If I understand the functionality of Plex - that is similar to the functionality that TiVo is building into their network streaming device...

Understand that it will only support the Premier.

http://www.tivocommunity.com/tivo-vb/showthread.php?t=481440


----------



## dadrepus (Jan 4, 2012)

bradleys said:


> If I understand the functionality of Plex - that is similar to the functionality that TiVo is building into their network streaming device...
> 
> Understand that it will only support the Premier.


What is being shown there is streaming from the Tivo to an ipad so you can watch all your recorded show on your ipad. What I want is to stream all my saved tv shows and movies on my NAS/ computer to the Tivos to show on my large screen tv's without the ton of little boxed like an apple tv, Roku, etc.. Use the Tivo to display both recorded and streaming sources. Plex also has hundreds of on-line channels to view, like AppleMovie trailers, CNN, Hulu, Youtube and tons of others. They are NOT blocked like GoogleTv because they actually are coming from a computer source and streaming to the other boxes.


----------



## bradleys (Oct 31, 2007)

Yep... I gotcha! 

With streaming now enabled on Premier boxes - it should only be a matter of time before we can stream from NAS/Server devices. (we can already move MRV)

As for the on demand channels - TiVo already does that. And tivo claims that new and improved apps should be in place this spring!


----------



## dadrepus (Jan 4, 2012)

Yes and I am using piTivoX currently to get the shows off my mac mini and connected drives. So, the basic need are covered but the gui is basically folders driven as opposed to the lovely way Plex does it with cover art, background art, synopsis, theme music for the tv shows all incorporated. 
Is there anybody talented enough to take the linux client being worked on and changing what is necessary to make it work on tivo? Tivo is linux based isn't it?


----------



## jcthorne (Jan 28, 2002)

Perhaps you should give vidMGR a look see for a nice GUI interface on the Tivo for media files on your server.


----------



## plazman30 (Jan 23, 2005)

Plex is open source. Grab a text editor and compiler and get cracking!

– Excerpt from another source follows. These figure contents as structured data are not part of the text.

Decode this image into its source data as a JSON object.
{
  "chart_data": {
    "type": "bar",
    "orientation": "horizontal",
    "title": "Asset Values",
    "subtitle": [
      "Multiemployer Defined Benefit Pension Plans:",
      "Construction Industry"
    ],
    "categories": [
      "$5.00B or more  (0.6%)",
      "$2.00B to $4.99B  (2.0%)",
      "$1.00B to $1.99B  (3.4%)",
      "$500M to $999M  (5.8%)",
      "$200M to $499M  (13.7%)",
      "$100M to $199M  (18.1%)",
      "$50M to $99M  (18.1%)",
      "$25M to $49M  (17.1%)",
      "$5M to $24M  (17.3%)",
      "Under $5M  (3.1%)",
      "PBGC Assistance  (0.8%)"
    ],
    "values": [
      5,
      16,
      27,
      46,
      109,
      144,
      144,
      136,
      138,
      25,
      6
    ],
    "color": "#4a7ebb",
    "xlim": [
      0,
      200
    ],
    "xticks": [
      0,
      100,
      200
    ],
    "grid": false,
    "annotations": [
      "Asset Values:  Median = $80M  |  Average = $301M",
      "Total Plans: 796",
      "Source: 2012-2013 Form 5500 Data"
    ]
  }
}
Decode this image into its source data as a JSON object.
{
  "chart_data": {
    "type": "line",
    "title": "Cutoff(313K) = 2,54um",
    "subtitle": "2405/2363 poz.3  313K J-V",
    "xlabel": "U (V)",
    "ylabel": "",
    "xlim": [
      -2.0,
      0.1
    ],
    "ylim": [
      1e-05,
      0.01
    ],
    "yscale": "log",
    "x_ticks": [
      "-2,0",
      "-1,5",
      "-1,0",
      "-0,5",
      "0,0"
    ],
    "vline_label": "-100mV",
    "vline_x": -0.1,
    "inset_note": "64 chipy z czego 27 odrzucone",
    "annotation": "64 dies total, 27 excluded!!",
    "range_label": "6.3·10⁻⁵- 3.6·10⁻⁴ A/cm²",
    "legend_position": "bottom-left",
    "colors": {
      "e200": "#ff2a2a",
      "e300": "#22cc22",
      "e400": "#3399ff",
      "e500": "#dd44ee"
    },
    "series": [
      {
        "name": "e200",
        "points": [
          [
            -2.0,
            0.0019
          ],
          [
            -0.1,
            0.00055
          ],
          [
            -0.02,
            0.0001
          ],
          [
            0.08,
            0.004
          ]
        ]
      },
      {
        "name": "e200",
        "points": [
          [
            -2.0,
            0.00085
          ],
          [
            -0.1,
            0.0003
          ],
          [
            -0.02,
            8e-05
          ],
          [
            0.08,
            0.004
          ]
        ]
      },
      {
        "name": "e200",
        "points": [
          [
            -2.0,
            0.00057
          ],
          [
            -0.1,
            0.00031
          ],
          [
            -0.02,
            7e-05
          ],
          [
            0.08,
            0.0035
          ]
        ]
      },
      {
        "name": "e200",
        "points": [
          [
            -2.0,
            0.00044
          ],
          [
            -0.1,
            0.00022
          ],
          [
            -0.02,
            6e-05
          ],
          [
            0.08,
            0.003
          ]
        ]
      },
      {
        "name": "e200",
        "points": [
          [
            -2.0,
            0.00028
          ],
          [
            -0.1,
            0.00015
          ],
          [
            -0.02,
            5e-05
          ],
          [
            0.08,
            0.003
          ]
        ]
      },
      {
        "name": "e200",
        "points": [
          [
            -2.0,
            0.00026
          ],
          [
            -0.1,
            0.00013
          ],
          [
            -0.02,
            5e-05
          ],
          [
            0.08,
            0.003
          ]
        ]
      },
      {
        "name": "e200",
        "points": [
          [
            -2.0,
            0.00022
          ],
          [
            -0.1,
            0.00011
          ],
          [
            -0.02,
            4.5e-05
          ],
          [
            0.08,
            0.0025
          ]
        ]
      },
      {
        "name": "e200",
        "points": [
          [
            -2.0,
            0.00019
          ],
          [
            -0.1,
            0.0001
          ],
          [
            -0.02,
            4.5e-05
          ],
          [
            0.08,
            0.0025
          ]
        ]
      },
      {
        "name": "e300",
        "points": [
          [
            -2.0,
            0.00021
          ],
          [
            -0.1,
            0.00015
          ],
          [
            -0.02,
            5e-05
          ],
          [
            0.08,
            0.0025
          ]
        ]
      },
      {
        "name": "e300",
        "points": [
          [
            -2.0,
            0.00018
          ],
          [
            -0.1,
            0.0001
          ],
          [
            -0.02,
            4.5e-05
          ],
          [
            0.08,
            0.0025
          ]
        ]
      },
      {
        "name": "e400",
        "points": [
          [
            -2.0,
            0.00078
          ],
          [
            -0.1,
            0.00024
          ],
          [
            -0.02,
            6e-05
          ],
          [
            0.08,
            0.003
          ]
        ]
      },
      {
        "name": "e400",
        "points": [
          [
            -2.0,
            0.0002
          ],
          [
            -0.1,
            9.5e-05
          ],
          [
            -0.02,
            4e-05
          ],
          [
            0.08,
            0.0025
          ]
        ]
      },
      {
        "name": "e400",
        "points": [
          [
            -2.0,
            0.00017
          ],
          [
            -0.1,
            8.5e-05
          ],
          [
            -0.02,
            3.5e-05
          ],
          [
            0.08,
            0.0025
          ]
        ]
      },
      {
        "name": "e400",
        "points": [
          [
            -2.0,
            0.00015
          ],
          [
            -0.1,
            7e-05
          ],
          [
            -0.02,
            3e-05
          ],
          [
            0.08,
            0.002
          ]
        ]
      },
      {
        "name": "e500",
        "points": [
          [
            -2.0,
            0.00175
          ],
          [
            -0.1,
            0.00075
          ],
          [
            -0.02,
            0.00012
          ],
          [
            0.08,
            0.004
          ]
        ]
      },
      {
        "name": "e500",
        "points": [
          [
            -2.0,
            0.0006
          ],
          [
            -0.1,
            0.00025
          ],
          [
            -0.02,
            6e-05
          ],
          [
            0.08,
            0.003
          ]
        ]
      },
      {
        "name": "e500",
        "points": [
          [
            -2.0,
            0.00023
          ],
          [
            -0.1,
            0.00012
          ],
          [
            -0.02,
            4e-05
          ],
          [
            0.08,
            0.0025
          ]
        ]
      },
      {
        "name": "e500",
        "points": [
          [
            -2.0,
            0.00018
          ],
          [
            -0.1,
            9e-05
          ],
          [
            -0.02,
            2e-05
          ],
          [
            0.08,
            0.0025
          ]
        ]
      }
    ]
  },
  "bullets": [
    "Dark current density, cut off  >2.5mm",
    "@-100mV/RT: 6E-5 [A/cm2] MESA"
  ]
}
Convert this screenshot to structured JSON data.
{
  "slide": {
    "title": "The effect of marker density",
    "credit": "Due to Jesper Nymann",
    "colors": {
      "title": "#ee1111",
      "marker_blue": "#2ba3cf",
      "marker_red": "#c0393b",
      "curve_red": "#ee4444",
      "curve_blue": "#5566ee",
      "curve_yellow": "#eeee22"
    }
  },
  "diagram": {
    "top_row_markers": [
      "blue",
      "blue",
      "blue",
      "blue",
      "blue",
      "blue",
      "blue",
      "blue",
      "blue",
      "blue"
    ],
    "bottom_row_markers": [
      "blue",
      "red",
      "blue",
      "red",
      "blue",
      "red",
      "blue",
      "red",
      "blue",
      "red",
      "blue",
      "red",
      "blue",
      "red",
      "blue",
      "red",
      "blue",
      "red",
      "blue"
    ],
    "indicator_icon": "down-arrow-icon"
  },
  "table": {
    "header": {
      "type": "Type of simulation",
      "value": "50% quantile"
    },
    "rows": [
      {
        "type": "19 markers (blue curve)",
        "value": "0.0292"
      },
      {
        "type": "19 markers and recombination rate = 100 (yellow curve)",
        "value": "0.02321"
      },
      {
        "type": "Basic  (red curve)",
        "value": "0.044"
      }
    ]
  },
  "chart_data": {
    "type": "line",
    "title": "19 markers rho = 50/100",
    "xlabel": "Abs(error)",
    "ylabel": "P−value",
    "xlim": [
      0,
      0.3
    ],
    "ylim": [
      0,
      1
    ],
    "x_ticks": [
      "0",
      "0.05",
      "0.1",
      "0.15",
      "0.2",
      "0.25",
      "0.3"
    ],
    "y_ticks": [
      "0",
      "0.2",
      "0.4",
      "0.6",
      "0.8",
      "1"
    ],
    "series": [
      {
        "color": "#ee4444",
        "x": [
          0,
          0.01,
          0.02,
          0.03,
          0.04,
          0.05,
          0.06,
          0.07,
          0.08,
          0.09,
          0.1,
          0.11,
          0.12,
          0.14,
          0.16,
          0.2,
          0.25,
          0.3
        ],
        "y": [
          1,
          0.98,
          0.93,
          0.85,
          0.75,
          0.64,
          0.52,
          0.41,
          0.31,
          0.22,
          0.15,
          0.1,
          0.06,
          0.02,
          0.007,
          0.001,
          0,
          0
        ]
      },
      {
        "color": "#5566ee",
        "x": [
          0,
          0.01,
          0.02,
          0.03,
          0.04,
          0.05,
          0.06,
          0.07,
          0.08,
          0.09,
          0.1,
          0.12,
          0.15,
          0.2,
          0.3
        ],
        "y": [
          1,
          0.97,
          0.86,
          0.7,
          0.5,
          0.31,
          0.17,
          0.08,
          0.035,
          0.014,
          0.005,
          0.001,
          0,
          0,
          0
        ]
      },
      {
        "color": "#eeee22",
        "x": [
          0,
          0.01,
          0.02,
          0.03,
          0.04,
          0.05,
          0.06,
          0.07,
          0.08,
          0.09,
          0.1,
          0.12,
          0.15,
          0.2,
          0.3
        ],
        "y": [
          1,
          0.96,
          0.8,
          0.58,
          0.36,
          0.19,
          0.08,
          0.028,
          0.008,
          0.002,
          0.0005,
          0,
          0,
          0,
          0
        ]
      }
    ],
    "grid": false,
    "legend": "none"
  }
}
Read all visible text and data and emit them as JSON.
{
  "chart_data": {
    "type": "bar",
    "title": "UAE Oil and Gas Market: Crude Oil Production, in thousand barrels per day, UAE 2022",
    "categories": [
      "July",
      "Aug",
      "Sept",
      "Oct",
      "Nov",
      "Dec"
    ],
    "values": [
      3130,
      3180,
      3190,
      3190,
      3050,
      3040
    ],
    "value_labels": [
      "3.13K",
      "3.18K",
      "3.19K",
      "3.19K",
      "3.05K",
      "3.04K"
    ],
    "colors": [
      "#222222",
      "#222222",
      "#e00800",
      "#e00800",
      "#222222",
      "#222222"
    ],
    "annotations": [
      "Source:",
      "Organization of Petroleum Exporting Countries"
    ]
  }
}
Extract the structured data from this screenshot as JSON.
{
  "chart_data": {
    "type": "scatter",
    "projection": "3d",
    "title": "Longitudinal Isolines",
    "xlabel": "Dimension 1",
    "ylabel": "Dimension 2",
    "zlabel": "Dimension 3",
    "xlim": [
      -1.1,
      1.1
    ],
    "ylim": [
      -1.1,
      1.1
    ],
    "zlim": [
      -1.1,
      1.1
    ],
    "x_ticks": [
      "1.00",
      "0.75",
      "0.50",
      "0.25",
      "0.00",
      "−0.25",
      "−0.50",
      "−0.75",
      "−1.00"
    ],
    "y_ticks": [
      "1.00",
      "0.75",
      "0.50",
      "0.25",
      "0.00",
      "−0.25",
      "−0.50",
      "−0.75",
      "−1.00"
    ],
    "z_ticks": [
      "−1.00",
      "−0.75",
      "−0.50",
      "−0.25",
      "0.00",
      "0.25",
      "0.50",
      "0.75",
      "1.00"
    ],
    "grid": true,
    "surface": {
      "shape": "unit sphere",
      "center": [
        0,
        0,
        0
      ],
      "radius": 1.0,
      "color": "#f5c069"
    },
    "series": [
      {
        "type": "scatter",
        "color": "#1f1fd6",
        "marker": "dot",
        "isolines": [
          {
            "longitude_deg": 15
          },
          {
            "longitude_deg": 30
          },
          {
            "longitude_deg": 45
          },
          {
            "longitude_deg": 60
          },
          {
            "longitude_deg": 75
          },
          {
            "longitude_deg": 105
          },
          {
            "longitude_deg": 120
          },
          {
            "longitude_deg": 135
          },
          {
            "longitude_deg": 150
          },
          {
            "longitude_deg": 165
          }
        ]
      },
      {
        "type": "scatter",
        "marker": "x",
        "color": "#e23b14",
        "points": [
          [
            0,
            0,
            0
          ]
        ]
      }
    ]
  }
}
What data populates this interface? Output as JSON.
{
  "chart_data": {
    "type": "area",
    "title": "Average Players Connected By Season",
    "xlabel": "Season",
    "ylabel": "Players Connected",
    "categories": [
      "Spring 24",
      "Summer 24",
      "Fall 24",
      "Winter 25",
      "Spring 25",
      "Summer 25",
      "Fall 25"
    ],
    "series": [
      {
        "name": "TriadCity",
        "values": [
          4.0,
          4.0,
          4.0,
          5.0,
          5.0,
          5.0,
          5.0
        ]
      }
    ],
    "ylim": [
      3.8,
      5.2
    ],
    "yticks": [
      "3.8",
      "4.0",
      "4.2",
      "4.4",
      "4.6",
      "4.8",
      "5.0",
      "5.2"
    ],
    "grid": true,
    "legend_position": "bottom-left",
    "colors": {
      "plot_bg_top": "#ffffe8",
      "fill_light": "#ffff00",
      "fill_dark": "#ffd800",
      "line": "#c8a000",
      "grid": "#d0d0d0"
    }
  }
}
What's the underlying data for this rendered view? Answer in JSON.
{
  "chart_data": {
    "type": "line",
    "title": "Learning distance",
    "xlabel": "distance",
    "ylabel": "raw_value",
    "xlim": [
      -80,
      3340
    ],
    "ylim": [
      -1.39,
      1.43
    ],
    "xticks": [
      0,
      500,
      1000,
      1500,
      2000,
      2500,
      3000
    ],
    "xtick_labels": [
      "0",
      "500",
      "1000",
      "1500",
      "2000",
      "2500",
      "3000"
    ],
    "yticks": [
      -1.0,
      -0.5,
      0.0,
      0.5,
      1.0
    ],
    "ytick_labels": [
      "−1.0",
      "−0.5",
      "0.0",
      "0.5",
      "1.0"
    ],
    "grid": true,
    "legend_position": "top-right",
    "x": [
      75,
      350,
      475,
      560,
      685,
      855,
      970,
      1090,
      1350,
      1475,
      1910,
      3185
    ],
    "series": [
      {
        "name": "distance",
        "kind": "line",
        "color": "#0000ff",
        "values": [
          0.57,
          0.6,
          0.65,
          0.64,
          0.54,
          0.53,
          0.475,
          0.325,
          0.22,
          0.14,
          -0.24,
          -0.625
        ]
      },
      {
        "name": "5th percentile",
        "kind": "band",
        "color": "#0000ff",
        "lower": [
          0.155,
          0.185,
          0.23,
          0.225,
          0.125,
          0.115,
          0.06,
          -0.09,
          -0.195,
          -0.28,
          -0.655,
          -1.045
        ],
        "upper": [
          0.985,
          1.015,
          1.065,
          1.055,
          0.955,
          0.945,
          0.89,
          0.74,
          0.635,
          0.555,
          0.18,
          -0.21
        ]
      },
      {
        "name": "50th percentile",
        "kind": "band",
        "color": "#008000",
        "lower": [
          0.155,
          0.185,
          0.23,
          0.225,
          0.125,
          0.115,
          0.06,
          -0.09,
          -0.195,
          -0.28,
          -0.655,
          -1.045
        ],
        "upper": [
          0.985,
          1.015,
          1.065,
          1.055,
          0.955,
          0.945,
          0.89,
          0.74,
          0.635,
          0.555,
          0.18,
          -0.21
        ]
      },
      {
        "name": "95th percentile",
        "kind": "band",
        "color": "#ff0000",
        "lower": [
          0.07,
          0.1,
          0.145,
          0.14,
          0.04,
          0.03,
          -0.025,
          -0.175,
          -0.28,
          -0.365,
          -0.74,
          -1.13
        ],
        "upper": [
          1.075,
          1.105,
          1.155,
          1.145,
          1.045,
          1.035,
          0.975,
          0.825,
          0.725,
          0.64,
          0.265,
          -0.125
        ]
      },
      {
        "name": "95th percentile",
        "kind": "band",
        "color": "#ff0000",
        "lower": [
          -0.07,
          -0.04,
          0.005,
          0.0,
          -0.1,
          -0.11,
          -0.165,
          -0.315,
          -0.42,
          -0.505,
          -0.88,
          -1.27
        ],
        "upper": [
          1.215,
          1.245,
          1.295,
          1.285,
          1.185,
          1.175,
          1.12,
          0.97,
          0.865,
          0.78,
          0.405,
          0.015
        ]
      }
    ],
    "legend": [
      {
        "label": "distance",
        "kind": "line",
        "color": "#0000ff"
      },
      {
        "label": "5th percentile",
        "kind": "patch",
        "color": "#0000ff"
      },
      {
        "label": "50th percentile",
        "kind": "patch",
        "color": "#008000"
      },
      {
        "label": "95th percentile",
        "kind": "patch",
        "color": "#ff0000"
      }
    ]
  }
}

No one on the Plex team is going to develop a Plex application unless they have a TiVo and need the functionality.

Android and iOS have markets where Plex sells their app for a fee. So, I guess that helps the project pay for it's costs. I know I have the Plex client on my Roku and it works great. But with TiVO 20.2 out, and a new Netflix interface coming, and Amazon Prime streaming, I don't see me using the Roku all that much.

If there was a Plex client for TiVo, I would probably put the Roku on eBay.


----------



## dadrepus (Jan 4, 2012)

plazman30 said:


> Plex is open source. Grab a text editor and compiler and get cracking!


If I knew how I would but trying to just learn php at my advanced age has been a struggle, python is much worse I'm sure.



plazman30 said:


> If there was a Plex client for TiVo, I would probably put the Roku on eBay.


My sentiments exactly. What I would love to see is a 1 box solution: blueray, Tivo with 6 tuner support and Plex in a single box. My dream box!


----------



## 36446 (May 19, 2011)

Well you would have to start off by making an HME for the TiVo.

http://tivohme.sourceforge.net/index.php


----------